Protection is granted to persons who acquire and disclose information on certain defined breaches in a work related context, this irrespective of the size of the entity and/or whether the entity is in the private or public sector. Protection applies to persons having the status of a worker. This includes, self-employed persons, contractors, and civil servants, shareholders, persons in management (as well as non-executive members), volunteers and unpaid trainees. Protection may extend to circumstances where the work-based relationship has ended or is yet to begin. Protection will also extend to persons who facilitate the report and/or who are connected with the reporting person and could suffer retaliation in a work-related context (such as colleagues and relatives). Whistleblowers who report breaches will be protected as long as certain specific conditions for protection are satisfied, and provided that the several exceptions or exclusions do not apply.

Is the law the same in every EU Member State?

No. National implementation of the Directive will not result in full harmonization across EU member states. Whistleblower legislation is likely to differ in individual EU member states.

Does the law alter the previous conditions for protection of reporting persons?

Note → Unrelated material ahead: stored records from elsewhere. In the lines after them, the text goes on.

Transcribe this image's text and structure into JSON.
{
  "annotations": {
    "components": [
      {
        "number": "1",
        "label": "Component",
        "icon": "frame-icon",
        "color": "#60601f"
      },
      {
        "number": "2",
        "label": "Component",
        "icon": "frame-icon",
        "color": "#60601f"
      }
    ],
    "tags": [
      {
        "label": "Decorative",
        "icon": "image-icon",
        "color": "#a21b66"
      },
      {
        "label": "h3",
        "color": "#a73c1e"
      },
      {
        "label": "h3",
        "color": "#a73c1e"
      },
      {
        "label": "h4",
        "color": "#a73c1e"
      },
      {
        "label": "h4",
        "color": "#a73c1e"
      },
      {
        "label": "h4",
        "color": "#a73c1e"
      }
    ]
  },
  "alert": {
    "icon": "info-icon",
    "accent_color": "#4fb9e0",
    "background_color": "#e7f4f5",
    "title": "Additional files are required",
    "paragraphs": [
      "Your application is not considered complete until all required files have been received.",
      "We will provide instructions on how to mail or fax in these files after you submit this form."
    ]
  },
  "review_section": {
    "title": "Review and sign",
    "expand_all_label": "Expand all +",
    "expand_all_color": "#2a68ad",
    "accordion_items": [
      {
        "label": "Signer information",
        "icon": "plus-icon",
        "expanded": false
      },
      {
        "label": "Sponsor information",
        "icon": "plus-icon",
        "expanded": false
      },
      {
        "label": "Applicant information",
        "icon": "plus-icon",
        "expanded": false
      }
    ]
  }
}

Yes. Previously disclosures were protected if (a) they were made in good faith, (b) the whistle-blower reasonably believed, at the time of disclosure, that the information disclosed and allegations made were substantially true, (c) that the information tended to show an improper practice being committed, and (d) that the disclosure was not made for purposes of personal gain. These conditions all had to be satisfied in order for protection to be granted. The new law does away with several of the conditions, in that it states that a disclosure shall be a protected one where (a) the whistle-blower had reasonable grounds to believe that the information on breaches disclosed was true at the time of the disclosure, (b) that such information fell within the scope of the Act, and (c) the whistle-blower disclosed internally or externally, or made a public disclosure as permitted in terms of law. Once more, these conditions must all be satisfied in order for protection to be granted.

Does the Act protect anonymous reports?

The Directive allows EU Member States to decide whether anonymous reports of breaches must be accepted and followed up. Nevertheless, even if anonymous reports need not be accepted in terms of a Member State Law, persons who report or publicly disclose information on breaches anonymously, but who are subsequently identified and suffer retaliation, shall qualify for protection. The Act stipulates that anonymous disclosures will not be protected, yet if following a public disclosure that is made anonymously the whistle-blower is subsequently identified and suffers retaliation, that disclosure shall be a protected disclosure (as long as the disclosure satisfies the conditions established for normal protected disclosures). Whether this is fully aligned with the Directive is questionable, in that the protection in the Directive seems to apply not only to situations where the whistle-blower is identified after an anonymous public disclosure but also after anonymous reporting.